Member of Parliament for Dormaa Central
- Incumbent
- Assumed office 7 January 2025
- Preceded by: Kwaku Agyemang-Manu
- President: John Mahama
- Vice President: Jane Naana Opoku-Agyemang

Personal details
- Born: 16 September 1967 (age 58)
- Party: National Democratic Congress (Ghana)
- Occupation: Politician
- Committees: Youth and Sports Ethics and Standards

= John Kwame Adu Jack =

Ghanaian politician

John Kwame Adu Jack is a Ghanaian politician and a member of the National Democratic Congress.
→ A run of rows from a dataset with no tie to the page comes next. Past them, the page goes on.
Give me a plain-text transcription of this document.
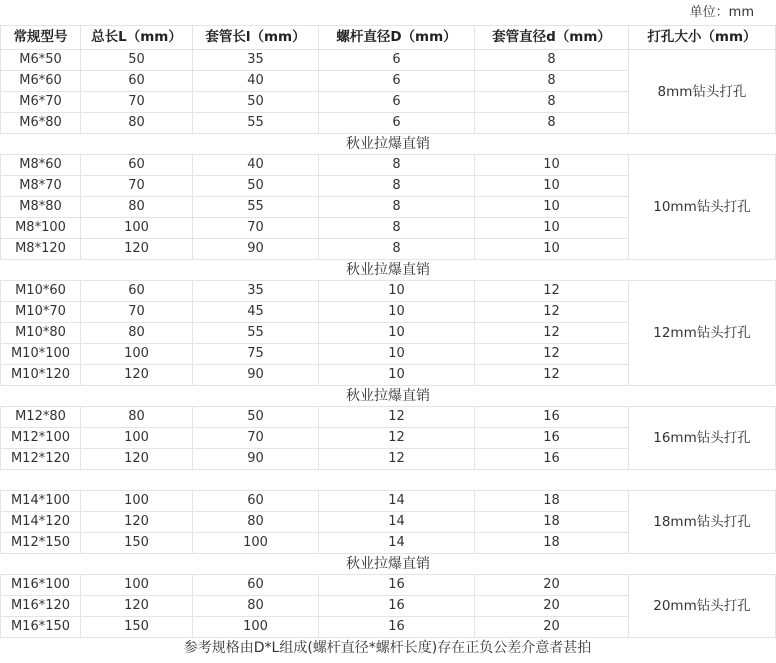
单位：mm
常规型号	总长L（mm）	套管长l（mm）	螺杆直径D（mm）	套管直径d（mm）	打孔大小（mm）
M6*50	50	35	6	8	8mm钻头打孔
M6*60	60	40	6	8	
M6*70	70	50	6	8	
M6*80	80	55	6	8	
秋业拉爆直销					
M8*60	60	40	8	10	10mm钻头打孔
M8*70	70	50	8	10	
M8*80	80	55	8	10	
M8*100	100	70	8	10	
M8*120	120	90	8	10	
秋业拉爆直销					
M10*60	60	35	10	12	12mm钻头打孔
M10*70	70	45	10	12	
M10*80	80	55	10	12	
M10*100	100	75	10	12	
M10*120	120	90	10	12	
秋业拉爆直销					
M12*80	80	50	12	16	16mm钻头打孔
M12*100	100	70	12	16	
M12*120	120	90	12	16	

M14*100	100	60	14	18	18mm钻头打孔
M14*120	120	80	14	18	
M12*150	150	100	14	18	
秋业拉爆直销					
M16*100	100	60	16	20	20mm钻头打孔
M16*120	120	80	16	20	
M16*150	150	100	16	20	
参考规格由D*L组成(螺杆直径*螺杆长度)存在正负公差介意者甚拍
He is from Dormaa Antwirifo and represents Dormaa Central Constituency of the Bono Region in the 9th Parliament of the 4th republic of Ghana.
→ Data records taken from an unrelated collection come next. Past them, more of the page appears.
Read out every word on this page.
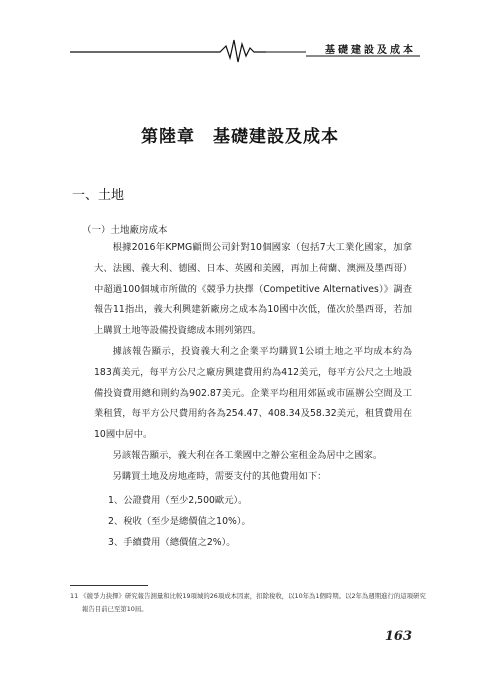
基礎建設及成本
第陸章　基礎建設及成本
一、土地
（一）土地廠房成本
根據2016年KPMG顧問公司針對10個國家（包括7大工業化國家，加拿大、法國、義大利、德國、日本、英國和美國，再加上荷蘭、澳洲及墨西哥）中超過100個城市所做的《競爭力抉擇（Competitive Alternatives）》調查報告11指出，義大利興建新廠房之成本為10國中次低，僅次於墨西哥，若加上購買土地等設備投資總成本則列第四。
據該報告顯示，投資義大利之企業平均購買1公頃土地之平均成本約為183萬美元，每平方公尺之廠房興建費用約為412美元，每平方公尺之土地設備投資費用總和則約為902.87美元。企業平均租用郊區或市區辦公空間及工業租賃，每平方公尺費用約各為254.47、408.34及58.32美元，租賃費用在10國中居中。
另該報告顯示，義大利在各工業國中之辦公室租金為居中之國家。
另購買土地及房地產時，需要支付的其他費用如下：
1、公證費用（至少2,500歐元）。
2、稅收（至少是總價值之10%）。
3、手續費用（總價值之2%）。
11 《競爭力抉擇》研究報告測量和比較19項城的26項成本因素，扣除稅收，以10年為1個時期。以2年為週期進行的這項研究報告目前已至第10屆。
163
== Early life and education ==
Adu Jack was born on 16 September 1967. He is from Dormaa Antwirifo in the Bono Region of Ghana. He attended Sunyani Technical Institute, where he obtained a City & Guilds qualification in Motor Vehicle Mechanics in September 1987. He later completed the Senior Secondary School Certificate Examination (SSSCE) as a private candidate in December 2005.

He obtained a Bachelor of Science in Business Administration from the Kwame Nkrumah University of Science and Technology (KNUST) in June 2010. He subsequently obtained a Master of Business Administration in Finance from KNUST in November 2013 and a Master of Philosophy in Business Administration from the same institution in November 2019. He also obtained a Custom House Agent Proficiency Certificate from the Customs Division of the Ghana Revenue Authority in February 2000.

== Career ==
Adu Jack has worked in academia and the private sector. He served as a Teaching Assistant at the KNUST School of Business and later worked as a Lecturer at KAAF University.
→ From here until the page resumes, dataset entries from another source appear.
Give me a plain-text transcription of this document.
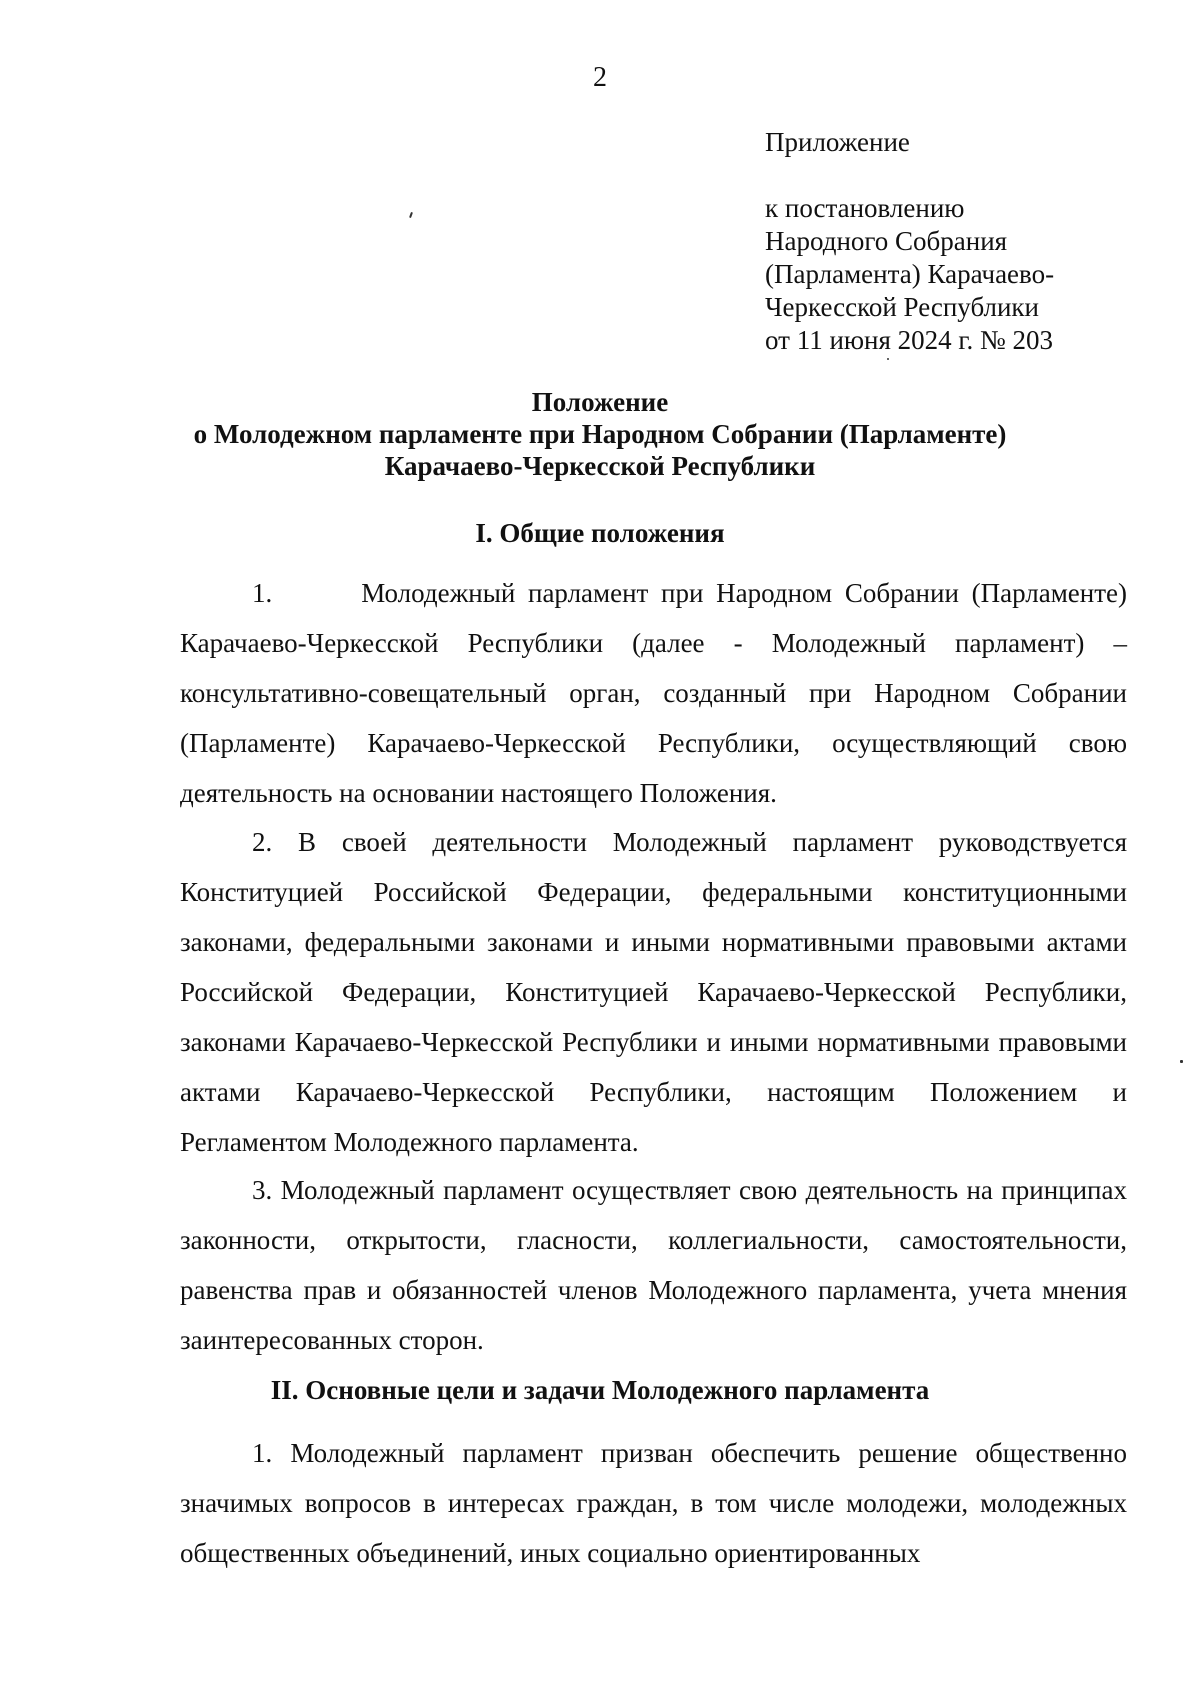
2
Приложение
к постановлению
Народного Собрания
(Парламента) Карачаево-
Черкесской Республики
от 11 июня 2024 г. № 203
Положение
о Молодежном парламенте при Народном Собрании (Парламенте)
Карачаево-Черкесской Республики
I. Общие положения

1.       Молодежный парламент при Народном Собрании (Парламенте) Карачаево-Черкесской Республики (далее - Молодежный парламент) – консультативно-совещательный орган, созданный при Народном Собрании (Парламенте) Карачаево-Черкесской Республики, осуществляющий свою деятельность на основании настоящего Положения.

2. В своей деятельности Молодежный парламент руководствуется Конституцией Российской Федерации, федеральными конституционными законами, федеральными законами и иными нормативными правовыми актами Российской Федерации, Конституцией Карачаево-Черкесской Республики, законами Карачаево-Черкесской Республики и иными нормативными правовыми актами Карачаево-Черкесской Республики, настоящим Положением и Регламентом Молодежного парламента.

3. Молодежный парламент осуществляет свою деятельность на принципах законности, открытости, гласности, коллегиальности, самостоятельности, равенства прав и обязанностей членов Молодежного парламента, учета мнения заинтересованных сторон.

II. Основные цели и задачи Молодежного парламента

1. Молодежный парламент призван обеспечить решение общественно значимых вопросов в интересах граждан, в том числе молодежи, молодежных общественных объединений, иных социально ориентированных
In the private sector, he served as Director of Blessed Yako Ltd and as Chief Executive Officer of JAKY Freight & Logistics Ltd. At KAAF University, he also served as Head of the Department of Accounting, Banking and Finance.

== Personal life ==
Adu Jack is a Christian and is from Dormaa Antwirifo in the Bono Region of Ghana. He is a member of the National Democratic Congress (NDC).